Healthy, young volunteers will be infected with coronavirus to test vaccines and treatments in the world's first Covid-19 "human challenge" study, which will take place in the UK.
The study, which has received ethics approval, will start in the next few weeks and recruit 90 people aged 18-30.
They will be exposed to the virus in a safe and controlled environment while medics monitor their health.
The UK has given doses of a Covid vaccine to more than 15 million people.
Human challenge studies have played a vital role in pushing the development of treatments for a number of diseases, including malaria, typhoid, cholera and flu.
The trials will help scientists work out the smallest amount of coronavirus needed to cause infection, and how the body's immune system reacts to it.
This will give doctors a better understanding of Covid-19, the disease caused by the virus, which will feed into the development of vaccines and treatments.
The Human Challenge study is being delivered by a partnership between the UK government's Vaccines Taskforce, Imperial College London, the Royal Free London NHS Foundation Trust and the company hVIVO, which has pioneered viral human challenge models.
Clive Dix, interim chair of the Vaccines Taskforce, said: "We have secured a number of safe and effective vaccines for the UK, but it is essential that we continue to develop new vaccines and treatments for Covid-19.
"We expect these studies to offer unique insights into how the virus works and help us understand which promising vaccines offer the best chance of preventing the infection."
We have hugely effective Covid-19 vaccines already so why do we need challenge trials?

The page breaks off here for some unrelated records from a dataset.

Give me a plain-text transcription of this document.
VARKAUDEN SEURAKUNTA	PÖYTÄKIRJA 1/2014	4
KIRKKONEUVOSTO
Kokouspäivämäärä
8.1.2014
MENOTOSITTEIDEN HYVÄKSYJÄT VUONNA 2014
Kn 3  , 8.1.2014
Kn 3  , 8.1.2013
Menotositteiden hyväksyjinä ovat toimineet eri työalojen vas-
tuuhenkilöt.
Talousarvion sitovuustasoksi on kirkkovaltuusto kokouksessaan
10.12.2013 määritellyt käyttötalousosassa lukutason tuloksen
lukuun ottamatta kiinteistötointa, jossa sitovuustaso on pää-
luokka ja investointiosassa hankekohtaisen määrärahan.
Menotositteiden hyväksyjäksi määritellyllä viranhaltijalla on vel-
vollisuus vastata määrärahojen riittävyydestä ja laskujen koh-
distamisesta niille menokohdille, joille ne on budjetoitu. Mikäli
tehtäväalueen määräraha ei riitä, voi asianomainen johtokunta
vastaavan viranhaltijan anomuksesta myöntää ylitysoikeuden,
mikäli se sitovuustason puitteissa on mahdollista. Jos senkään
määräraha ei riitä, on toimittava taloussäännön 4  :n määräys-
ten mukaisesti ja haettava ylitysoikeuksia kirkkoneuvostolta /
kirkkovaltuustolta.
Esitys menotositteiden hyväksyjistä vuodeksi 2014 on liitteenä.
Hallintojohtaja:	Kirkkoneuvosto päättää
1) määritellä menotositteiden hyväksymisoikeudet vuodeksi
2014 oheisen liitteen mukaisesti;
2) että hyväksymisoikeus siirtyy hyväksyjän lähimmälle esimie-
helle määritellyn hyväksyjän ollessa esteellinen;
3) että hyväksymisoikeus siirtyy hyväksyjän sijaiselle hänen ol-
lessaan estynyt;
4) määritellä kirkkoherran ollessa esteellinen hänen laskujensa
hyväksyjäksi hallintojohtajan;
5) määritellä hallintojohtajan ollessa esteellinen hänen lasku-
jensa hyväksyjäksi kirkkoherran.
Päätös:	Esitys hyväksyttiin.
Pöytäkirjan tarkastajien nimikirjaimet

First, they tell us things that are almost impossible to discover in the real world.
How much virus does it take to start an infection? How does the immune system mount its initial defence? Can you tell which people will develop symptoms or not?
The trials in the UK will start off by focusing on these fundamental scientific questions.
But there are also new vaccines in the pipeline and the virus itself is evolving.
Later this year it will become almost impossible to run large-scale Covid vaccine trials in the UK because so many people will have been immunised.
But challenge trials involving just a small numbers of volunteers will still give the answer to crucial questions - from how second-generation vaccines compare, to whether vaccines protect against new variants.
Chief investigator Dr Chris Chiu, from Imperial College London, said: "We are asking for volunteers aged between 18 and 30 to join this research endeavour and help us to understand how the virus infects people and how it passes so successfully between us."
Volunteers will be screened to check they are healthy and have not been infected by the virus before. They will have the virus squirted up their nose and then spend 14 days quarantining in hospital, while being closely monitored by a medical team.
Finding out how the virus grows in the nose and analysing the very early stages of infection in people before symptoms develop are two main aims.
Volunteers will be compensated for their time, to the tune of around £4,500 over the course of a year, which will include follow-up tests.
Initially, the study will use the virus that has been circulating in the UK since the pandemic began in March, which is of low risk to healthy adults, to deliberately infect volunteers.
In time, a small numbers of volunteers are likely to be given an approved vaccine and then exposed to the new variants, helping scientists to find out the most effective jabs - but this phase of the study has not yet been given the go-ahead.